Project Bona Fide’s ultimate vision is to contribute to the community’s and region’s food sovereignty, or the right of the Nicaraguan people to define their own food, agriculture, livestock and fisheries systems and to not have to rely on the imports and exports derived from international market forces. The goal is to work with farmers through an apprenticeship program — complete with hands on training, on-going support and a form of “farmer insurance” — to establish more diversified farms, or “food forests,” on their own plots of land rooted in the principles of agroecology and its promise of resilience.
Project Bonafide demonstrates the possible. Chris Shanks, one of Project Bona Fide’s co-directors, uses permaculture as an adaptive and agro-ecological approach to ending hunger. In the simplest terms, permaculture is the design of agricultural ecosystems that examine and follow nature’s patterns. Chris believes, permaculture involves farming in the “fourth dimension of time” — that is, choosing crops and a pattern of planting them based on their capacity for long-term resilience in the face of climate change. One of the key functions of Project Bona Fide, according to Chris, is “to hold these methods of resiliency in trust,” while learning, training and spreading the crops throughout the community.
Project Bona Fide is implementing and providing training in a variety of very specific food-producing methods that address issues of long-term food insecurity with strong economic potential.
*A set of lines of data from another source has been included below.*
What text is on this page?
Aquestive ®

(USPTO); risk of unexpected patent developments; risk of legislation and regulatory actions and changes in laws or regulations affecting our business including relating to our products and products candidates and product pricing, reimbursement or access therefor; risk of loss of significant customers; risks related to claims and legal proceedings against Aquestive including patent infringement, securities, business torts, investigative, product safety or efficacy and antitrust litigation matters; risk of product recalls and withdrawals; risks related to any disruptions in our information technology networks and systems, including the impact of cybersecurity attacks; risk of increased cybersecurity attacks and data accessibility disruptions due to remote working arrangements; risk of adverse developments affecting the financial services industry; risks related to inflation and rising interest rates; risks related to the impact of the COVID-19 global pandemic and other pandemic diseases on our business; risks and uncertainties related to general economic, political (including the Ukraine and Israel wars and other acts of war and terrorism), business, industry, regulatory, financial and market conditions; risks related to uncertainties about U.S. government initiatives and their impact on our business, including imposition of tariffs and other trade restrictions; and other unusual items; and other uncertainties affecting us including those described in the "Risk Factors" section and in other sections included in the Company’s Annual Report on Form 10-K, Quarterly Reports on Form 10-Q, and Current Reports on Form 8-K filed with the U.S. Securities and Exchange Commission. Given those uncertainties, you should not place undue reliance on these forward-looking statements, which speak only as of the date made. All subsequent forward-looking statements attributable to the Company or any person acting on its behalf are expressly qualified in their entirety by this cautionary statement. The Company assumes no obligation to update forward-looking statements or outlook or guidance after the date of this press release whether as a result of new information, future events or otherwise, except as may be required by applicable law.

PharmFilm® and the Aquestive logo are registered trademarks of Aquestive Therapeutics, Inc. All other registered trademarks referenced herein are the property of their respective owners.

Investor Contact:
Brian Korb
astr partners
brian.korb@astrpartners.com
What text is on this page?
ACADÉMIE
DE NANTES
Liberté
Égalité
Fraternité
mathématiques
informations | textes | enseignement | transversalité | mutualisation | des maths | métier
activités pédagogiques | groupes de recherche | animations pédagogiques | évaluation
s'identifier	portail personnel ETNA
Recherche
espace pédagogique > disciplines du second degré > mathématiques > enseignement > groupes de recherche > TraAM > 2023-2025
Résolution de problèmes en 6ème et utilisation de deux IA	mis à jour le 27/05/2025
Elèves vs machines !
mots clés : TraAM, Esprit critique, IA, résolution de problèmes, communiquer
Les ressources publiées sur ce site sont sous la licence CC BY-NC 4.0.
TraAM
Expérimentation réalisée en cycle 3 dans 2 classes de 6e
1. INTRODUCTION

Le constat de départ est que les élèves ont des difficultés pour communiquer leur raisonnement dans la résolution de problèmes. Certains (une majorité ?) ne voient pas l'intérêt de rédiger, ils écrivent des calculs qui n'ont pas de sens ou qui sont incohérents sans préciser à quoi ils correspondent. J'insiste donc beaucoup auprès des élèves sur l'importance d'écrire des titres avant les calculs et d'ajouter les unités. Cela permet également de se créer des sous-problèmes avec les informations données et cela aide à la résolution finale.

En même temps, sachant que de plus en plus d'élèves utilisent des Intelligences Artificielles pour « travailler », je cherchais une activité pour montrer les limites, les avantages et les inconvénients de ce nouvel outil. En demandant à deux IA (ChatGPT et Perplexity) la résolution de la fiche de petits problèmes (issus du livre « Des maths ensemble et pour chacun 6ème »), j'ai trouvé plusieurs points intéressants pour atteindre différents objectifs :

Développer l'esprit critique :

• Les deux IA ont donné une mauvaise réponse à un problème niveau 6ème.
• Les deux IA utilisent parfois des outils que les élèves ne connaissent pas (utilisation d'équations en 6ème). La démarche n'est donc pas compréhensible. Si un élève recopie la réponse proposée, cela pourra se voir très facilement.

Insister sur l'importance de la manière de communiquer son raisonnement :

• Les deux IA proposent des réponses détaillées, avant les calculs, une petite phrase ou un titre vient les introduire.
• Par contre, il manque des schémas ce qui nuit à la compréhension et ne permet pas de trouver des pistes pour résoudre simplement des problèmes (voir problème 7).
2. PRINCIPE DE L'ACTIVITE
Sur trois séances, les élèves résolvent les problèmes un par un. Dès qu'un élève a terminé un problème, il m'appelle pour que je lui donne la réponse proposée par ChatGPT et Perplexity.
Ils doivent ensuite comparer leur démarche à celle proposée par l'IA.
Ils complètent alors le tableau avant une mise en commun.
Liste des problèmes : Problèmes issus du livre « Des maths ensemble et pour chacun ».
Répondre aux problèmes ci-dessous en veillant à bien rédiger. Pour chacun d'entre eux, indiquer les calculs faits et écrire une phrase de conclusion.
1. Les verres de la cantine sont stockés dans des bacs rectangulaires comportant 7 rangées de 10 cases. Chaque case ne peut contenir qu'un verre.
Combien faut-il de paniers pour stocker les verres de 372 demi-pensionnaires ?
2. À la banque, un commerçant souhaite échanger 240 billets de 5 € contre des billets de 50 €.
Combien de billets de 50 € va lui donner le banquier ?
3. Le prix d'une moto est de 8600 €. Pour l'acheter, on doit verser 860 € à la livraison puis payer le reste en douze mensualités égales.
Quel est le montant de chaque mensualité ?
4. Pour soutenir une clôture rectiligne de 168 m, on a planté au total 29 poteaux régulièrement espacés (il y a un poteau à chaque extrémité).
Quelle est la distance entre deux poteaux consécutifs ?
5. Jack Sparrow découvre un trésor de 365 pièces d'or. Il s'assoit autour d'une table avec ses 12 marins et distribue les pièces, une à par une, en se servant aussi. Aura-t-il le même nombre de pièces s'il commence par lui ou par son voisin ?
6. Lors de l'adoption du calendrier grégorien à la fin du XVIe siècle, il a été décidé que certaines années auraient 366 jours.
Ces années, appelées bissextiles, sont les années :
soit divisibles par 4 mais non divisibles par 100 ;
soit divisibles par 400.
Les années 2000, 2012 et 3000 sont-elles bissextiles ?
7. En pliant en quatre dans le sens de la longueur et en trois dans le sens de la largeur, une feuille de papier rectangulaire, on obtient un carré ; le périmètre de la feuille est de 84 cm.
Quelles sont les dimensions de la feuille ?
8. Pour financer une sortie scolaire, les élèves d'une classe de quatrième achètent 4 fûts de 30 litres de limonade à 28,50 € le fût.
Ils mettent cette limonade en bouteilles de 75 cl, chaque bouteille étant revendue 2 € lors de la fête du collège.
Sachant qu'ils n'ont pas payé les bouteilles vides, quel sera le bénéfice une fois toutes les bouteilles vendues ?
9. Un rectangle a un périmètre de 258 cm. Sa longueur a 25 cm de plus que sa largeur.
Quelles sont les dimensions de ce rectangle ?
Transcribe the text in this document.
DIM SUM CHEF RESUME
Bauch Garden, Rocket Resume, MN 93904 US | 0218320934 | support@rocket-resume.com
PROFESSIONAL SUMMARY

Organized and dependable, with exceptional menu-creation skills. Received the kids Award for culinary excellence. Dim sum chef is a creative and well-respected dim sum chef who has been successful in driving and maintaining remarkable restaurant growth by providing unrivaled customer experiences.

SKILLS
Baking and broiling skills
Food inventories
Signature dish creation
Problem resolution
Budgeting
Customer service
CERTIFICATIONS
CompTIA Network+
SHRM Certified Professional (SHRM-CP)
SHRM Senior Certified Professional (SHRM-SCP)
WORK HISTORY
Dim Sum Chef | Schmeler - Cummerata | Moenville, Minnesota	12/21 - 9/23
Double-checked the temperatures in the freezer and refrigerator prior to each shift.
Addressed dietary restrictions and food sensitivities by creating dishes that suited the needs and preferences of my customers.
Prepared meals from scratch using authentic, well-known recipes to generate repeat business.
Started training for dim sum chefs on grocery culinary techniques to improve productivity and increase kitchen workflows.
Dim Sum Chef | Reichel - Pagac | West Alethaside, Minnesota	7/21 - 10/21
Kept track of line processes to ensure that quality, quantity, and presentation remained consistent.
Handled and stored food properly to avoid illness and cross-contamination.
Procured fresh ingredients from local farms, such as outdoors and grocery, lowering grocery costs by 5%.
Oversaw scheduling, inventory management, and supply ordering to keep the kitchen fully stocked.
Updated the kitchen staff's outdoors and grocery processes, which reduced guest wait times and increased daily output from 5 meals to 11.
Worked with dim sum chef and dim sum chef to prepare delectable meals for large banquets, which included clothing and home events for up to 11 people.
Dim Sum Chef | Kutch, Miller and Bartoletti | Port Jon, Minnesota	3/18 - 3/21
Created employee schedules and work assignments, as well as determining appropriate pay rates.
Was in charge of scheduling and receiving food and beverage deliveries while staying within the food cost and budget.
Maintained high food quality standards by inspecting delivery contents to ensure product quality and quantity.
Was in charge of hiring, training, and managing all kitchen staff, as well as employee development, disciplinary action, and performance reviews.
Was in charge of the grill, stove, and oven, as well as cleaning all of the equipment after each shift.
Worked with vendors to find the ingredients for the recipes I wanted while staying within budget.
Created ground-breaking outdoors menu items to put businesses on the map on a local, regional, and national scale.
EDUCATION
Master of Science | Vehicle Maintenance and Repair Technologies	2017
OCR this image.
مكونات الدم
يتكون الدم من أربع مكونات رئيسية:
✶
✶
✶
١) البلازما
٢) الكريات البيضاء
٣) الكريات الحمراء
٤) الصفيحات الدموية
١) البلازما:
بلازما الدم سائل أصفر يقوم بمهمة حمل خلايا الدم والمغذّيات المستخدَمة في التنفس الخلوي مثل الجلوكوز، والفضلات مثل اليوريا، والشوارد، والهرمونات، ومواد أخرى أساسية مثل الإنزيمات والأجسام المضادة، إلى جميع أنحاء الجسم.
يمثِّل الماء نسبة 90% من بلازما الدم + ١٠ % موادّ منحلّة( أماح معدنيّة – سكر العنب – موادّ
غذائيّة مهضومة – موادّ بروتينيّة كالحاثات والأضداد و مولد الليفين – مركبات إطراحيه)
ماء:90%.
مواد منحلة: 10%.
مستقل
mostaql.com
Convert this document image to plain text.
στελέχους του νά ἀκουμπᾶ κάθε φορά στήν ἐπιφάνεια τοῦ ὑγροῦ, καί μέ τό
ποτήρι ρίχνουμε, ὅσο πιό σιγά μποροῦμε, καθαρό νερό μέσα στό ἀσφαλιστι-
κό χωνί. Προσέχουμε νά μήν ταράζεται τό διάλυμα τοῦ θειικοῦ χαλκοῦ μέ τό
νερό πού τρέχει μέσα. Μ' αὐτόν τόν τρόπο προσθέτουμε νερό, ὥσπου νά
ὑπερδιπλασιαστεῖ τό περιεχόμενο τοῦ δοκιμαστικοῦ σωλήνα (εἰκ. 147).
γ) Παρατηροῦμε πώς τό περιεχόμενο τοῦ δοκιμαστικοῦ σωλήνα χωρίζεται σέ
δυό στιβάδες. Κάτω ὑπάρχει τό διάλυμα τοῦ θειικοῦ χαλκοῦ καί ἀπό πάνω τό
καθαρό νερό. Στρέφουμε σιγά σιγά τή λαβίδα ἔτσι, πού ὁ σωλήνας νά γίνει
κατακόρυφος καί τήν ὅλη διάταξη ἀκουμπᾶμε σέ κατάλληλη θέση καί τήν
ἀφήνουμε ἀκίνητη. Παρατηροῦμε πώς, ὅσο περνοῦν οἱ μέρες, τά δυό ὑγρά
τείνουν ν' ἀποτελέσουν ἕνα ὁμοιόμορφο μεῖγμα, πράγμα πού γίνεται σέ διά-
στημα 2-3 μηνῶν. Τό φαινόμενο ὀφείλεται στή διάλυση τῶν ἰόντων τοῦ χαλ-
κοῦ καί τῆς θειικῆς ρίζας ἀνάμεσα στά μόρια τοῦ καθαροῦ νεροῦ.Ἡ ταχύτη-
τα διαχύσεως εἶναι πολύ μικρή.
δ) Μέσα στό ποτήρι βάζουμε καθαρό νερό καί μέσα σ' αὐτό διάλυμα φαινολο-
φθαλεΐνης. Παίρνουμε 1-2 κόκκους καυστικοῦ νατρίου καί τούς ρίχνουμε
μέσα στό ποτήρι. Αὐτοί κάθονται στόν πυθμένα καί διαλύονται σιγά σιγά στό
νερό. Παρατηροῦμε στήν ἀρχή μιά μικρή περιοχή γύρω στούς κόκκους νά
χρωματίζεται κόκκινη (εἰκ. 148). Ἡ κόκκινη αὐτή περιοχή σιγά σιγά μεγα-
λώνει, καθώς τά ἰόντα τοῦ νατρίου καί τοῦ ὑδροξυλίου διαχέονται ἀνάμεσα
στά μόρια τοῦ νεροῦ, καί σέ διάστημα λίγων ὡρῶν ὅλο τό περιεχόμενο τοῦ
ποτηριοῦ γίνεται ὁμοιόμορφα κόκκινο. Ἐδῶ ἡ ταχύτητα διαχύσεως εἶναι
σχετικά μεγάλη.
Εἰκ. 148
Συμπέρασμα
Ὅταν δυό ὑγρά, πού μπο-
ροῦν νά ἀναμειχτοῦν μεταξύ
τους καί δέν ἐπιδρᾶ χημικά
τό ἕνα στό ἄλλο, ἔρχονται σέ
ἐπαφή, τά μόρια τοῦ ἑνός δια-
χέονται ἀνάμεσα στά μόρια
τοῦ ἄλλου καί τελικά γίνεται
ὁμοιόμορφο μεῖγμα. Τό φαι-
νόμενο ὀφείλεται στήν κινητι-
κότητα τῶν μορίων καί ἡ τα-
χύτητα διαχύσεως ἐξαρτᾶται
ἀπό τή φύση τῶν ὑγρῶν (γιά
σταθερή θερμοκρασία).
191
These issues include: alley cropping; grey water use and water management (“slow it,” “store it,” “spread it”); bio-char soil amendment; agro-forestry (combining fruit trees with field crops); integrating livestock such as chickens and pigs; and the concept of the “guild,” or a grouping of plants, animals, insects and other natural components that work together to help ensure their survival.
The 43 acres that makes up the farm are sustained primarily by young volunteers who arrive from every corner of the world, often with little more than a curiosity in permaculture or agroforestry and sometimes with a specific skill such as carpentry, welding, animal husbandry, cooking or organizing. There are no paid international staff, though it is one of the largest employers on the island. The directors do not draw a salary. They use the income from their consulting projects outside of the country and some grants and donations, to support the farm’s infrastructural needs, pay local staff and maintain a very simple lifestyle. In all, Project Bona Fide employs 30 people from the local community who bring existing skills, cultivate new capacities and educate those who come to learn. Teachers are learners; learners are teachers.
In addition to employing, learning from and educating local community members, Project Bona Fide collaborates on projects that take place off-farm and in the community. In part with funds from the Imagine There’s No Hunger Campaign, Project Bona Fide has partnered with families in the community to establish Mano Amiga and Café Infantil, a community center and a child nutrition program, respectively. Mano Amiga is a beautiful natural building in the center of Balgue and houses a library and a women’s sewing cooperative in addition to a permaculture garden and playground. Café Infantil uses a building adjacent to Mano Amiga that has a kitchen where breakfast is prepared by mothers in the community for up to 70 children a day under the age of 12, most of whom live in families without fathers, generally equated in this strongly machismo society with persistent poverty and malnutrition.